DOWAGIAC — One of the city’s most famous properties has been listed for sale.

The historic Lee Mansion, 405 W. High St., was listed for sale last week through Cressy & Everett Real Estate. The listed price for the property is $799,900.

The estate is being sold by Jorgensen Properties, which owns the Lee Mansion and approximately 16 rental homes in Dowagiac. Svend Jorgensen died in April 2020 at the age of 94.

Also known as “The Rockery” or “The Stone Mansion,” the 2.8-acre property was originally built by Fred and Kate Lee in 1895 and includes both the Lee Mansion and Carriage House. The mansion has since been converted into six apartment units and the Carriage House has five apartments.

The mansion was built with locally harvested uncut fieldstone with tons of oak, maple, mahogan, and butternut hardwoods in the floors, walls, and ceilings along with inlaid hardwood floors and parquet. It also features five stone chimneys and eight fireplaces, including Italian marble, onyx and hand-painted tiles.

“They spared no expense in constructing it and outfitting it,” said Dowagiac Area History Museum Director Steve Arneseau.

If the mansion were to be turned back into a single-family home, it could possibly be a 10-bedroom, seven-bath home along with a third-floor ballroom, according to its real estate page on the Realtor website.

Arseneau said the estate was built to serve as the home for the Lees, the heirs of two of Dowagiac’s most influential families: the Lees and the Beckwiths.

Fred’s father, Chauncey Lee, was a lawyer and banker who moved to Dowagiac in 1857 after closing a general store he owned in Edwardsburg. Born in 1858, Fred Lee married Kate Beckwith — the daughter and heir of P.D. Beckwith, the founder of the Round Oak Stove Company and arguably the Dowagiac’s most influential figure — in 1878.

Fred and Kate decided to build a mansion in the early 1890s, a few years after the birth of their daughter, Mary, and they used Chicago firms for both the architecture and the interior designs.

There was also some controversy at the time of construction. While the president of Round Oak was building a lavish estate, the national economy was suffering due to the Panic of 1893 and Round Oak asked its workers to take a pay cut. Strikes ensued with some violence in the city, including a fire set at the stove works.

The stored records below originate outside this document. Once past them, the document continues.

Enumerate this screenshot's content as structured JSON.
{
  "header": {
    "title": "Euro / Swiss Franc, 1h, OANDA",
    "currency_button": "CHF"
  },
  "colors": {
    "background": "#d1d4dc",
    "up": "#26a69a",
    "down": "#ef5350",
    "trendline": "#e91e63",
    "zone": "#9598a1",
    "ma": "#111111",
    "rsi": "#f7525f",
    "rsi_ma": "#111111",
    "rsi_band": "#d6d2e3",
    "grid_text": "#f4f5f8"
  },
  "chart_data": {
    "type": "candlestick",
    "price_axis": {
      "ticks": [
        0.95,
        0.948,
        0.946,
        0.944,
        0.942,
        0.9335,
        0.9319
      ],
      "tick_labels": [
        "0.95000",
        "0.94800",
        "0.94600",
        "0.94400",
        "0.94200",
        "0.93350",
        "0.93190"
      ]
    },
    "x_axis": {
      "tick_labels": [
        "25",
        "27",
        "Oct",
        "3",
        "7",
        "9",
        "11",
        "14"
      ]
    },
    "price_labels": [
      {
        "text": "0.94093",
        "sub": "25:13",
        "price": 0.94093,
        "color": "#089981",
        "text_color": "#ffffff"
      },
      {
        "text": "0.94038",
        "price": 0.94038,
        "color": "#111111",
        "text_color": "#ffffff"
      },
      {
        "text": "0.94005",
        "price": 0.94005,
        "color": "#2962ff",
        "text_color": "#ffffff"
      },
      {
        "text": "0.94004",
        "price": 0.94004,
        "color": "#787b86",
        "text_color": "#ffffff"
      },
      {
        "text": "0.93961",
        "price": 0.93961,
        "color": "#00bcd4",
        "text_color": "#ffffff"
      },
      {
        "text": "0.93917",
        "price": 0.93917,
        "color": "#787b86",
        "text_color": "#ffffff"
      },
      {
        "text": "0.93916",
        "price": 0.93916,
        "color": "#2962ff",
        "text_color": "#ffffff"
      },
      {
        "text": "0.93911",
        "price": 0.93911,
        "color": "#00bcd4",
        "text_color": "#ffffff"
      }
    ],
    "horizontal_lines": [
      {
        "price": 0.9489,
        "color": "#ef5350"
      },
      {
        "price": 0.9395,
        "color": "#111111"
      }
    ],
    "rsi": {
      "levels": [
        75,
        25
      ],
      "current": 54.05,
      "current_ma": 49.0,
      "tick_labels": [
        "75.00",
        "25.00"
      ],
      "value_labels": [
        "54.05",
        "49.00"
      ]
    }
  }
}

“While I have not seen quotes from strikers discussing the Rockery, there was almost certainly some resentment among the workers that they were asked to take a pay cut while Lee was building a mansion,” Arneseau said.

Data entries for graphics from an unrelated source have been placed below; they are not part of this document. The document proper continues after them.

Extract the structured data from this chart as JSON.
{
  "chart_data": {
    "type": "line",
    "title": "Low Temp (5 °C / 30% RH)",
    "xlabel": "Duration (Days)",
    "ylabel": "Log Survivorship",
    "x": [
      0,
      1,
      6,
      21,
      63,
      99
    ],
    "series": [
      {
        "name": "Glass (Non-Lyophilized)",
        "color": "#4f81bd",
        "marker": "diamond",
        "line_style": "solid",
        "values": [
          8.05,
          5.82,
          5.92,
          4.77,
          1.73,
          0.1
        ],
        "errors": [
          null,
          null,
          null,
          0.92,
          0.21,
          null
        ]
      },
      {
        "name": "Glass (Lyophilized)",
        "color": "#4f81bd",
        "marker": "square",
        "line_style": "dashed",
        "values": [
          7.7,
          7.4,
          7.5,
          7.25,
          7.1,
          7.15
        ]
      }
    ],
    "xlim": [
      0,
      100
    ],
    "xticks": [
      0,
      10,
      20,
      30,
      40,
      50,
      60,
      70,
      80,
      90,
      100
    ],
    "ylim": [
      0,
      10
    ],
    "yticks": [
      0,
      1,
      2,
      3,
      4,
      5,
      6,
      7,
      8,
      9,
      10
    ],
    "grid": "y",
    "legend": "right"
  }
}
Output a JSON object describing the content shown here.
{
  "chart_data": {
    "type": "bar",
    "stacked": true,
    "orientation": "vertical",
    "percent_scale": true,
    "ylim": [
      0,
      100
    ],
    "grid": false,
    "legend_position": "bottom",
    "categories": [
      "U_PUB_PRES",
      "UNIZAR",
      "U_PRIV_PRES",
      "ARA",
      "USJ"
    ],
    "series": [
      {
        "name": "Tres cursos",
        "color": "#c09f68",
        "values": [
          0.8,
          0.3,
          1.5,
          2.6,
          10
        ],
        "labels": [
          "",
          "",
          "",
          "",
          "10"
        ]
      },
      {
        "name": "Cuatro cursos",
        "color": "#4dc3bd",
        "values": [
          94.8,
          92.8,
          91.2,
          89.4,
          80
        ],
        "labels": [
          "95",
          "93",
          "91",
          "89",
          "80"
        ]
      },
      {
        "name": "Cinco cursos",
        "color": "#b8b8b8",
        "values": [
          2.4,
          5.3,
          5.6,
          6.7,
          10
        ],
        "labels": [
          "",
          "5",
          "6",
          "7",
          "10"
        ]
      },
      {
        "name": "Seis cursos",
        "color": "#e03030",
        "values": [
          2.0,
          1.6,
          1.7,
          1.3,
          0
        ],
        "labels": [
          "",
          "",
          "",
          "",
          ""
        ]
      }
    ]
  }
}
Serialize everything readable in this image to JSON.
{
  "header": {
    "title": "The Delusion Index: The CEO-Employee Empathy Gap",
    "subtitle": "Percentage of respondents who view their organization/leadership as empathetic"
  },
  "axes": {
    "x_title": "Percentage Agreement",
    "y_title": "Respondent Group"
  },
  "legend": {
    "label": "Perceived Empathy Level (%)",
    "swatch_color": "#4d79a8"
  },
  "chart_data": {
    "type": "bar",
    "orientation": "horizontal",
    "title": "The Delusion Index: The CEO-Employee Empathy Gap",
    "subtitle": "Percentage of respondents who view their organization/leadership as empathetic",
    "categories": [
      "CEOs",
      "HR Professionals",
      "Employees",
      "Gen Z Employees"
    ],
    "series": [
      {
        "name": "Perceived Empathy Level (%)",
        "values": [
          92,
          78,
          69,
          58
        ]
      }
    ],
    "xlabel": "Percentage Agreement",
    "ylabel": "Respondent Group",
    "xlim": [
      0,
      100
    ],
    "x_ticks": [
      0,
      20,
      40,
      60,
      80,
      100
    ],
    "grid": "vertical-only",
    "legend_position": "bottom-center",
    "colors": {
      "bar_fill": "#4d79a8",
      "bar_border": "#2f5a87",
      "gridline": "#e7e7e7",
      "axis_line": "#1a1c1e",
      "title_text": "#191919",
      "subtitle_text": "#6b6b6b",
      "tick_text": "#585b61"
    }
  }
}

The mansion was finally built in 1895, but the family was not able to enjoy it for very long.

Five years after moving in, Kate died from illness in 1900, at the age of 42. According to Arneseau, her funeral was said to be the largest in city history to that point.

Two years later, Fred remarried to Mary Gray, the woman he had been having an affair with while Kate was still battling illness.

Fred and Mary Gray later moved to a home on Main Street, which had been built years earlier for Fred and Kate’s daughter, Mary Beckwith Lee, to live in with her husband — a home they occupied, as Mary Lee died shortly after giving birth in 1910.

The mansion has passed several different owners over the years but has remained a fixture in the community for well over a century and is a reminder of the city’s prominent past.

“It’s a connection to the vibrant industrial history of the town,” Arneseau said. “It was made with the money of the company that put Dowagiac on the map. It is a connection to the industrial heyday of Dowagiac.”